Jacques Attali malheureusement ne désigne ni ne nomme ces transgressions et il nous faut les chercher, les deviner. Quelle transgression de montrer Marie-Antoinette tenant, telle une sainte martyre, sa tête dans les mains (on dit saint céphalophore), sur de la musique métal reprenant le chant révolutionnaire : « Ah ! ça ira, ça ira, ça ira ! Les aristocrates à la lanterne. Ah ! ça ira, ça ira, ça ira ! Les aristocrates on les pendra » ?! Sa tête dans les mains, mais qui chante malgré tout d’une voix comique et à tue-tête (si l’on ose dire), peut-être pour dédramatiser la guillotine et la décapitation qui ne sont finalement qu’un mauvais moment à passer (et puis, elle l’avait peut-être un peu cherché quand même, n’est-ce pas !? Pourtant, même Jean-Luc Mélenchon s’est offusqué). Le tout avec force flammes, fumées, projections rouge sang…, et une Liberté guidant le peuple mais pas de Delacroix, plutôt une Liberté opium du peuple, asservissant le peuple et le consolant, le réconfortant des inégalités sociales.

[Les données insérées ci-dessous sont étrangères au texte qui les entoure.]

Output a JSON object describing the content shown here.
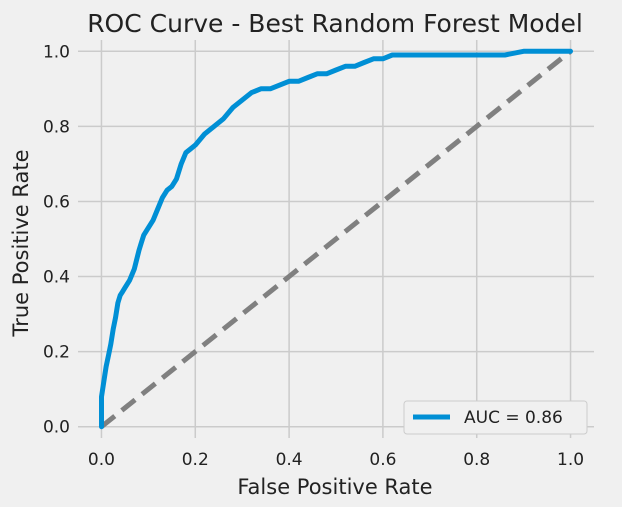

La transgression serait de ne plus prendre la Révolution comme « un bloc dont on ne peut rien distraire » (c’est-à-dire dont on ne peut rien détacher, séparer ou retrancher mais aussi distinguer, ce qui est une insulte à l’intelligence) et de reconnaître sa trahison par la Terreur ou plutôt les terreurs. Mais il est vrai que minimiser, relativiser le sort des adversaires ou ennemis d’antan est un vieux procédé, toujours d’actualité, y compris 235 ans plus tard et y compris pour le dauphin par exemple, Louis XVII, un enfant de dix ans passé par pertes et profits. On parle d’un régicide, celui de Louis XVI, mais il y en eut en fait deux : « Dansons la Carmagnole, Vive le son, Vive le son… ».

Et comme « Léa qui dit toujours : qu’importe la destination tant qu’y a du son » (dans une publicité Volkswagen), c’est le son qui compte. « (…) Ce qu’ils appellent réussite c’est le bruit qu’on fait et le fric qu’on gagne » écrivait Simone de Beauvoir dans Les Mandarins. Peu importe le but, la finalité et même la raison d’être : la justification ou le sens profond de tout cela. L’intensité ne peut être que sonore ou visuelle (Thomas Jolly a d’ailleurs reçu le Molière de la meilleure création visuelle et sonore en 2023). Tout est superficiel, très narcissique et ne mène nulle part, avec cette culture club, ce clubbing, et cette manie de réduire "la fête" à "nightclubs et dancefloors", de la danse (répétitive) sur de la dance (répétitive), sono à tout casser, vidéos, spotlights, fumigènes et lasers.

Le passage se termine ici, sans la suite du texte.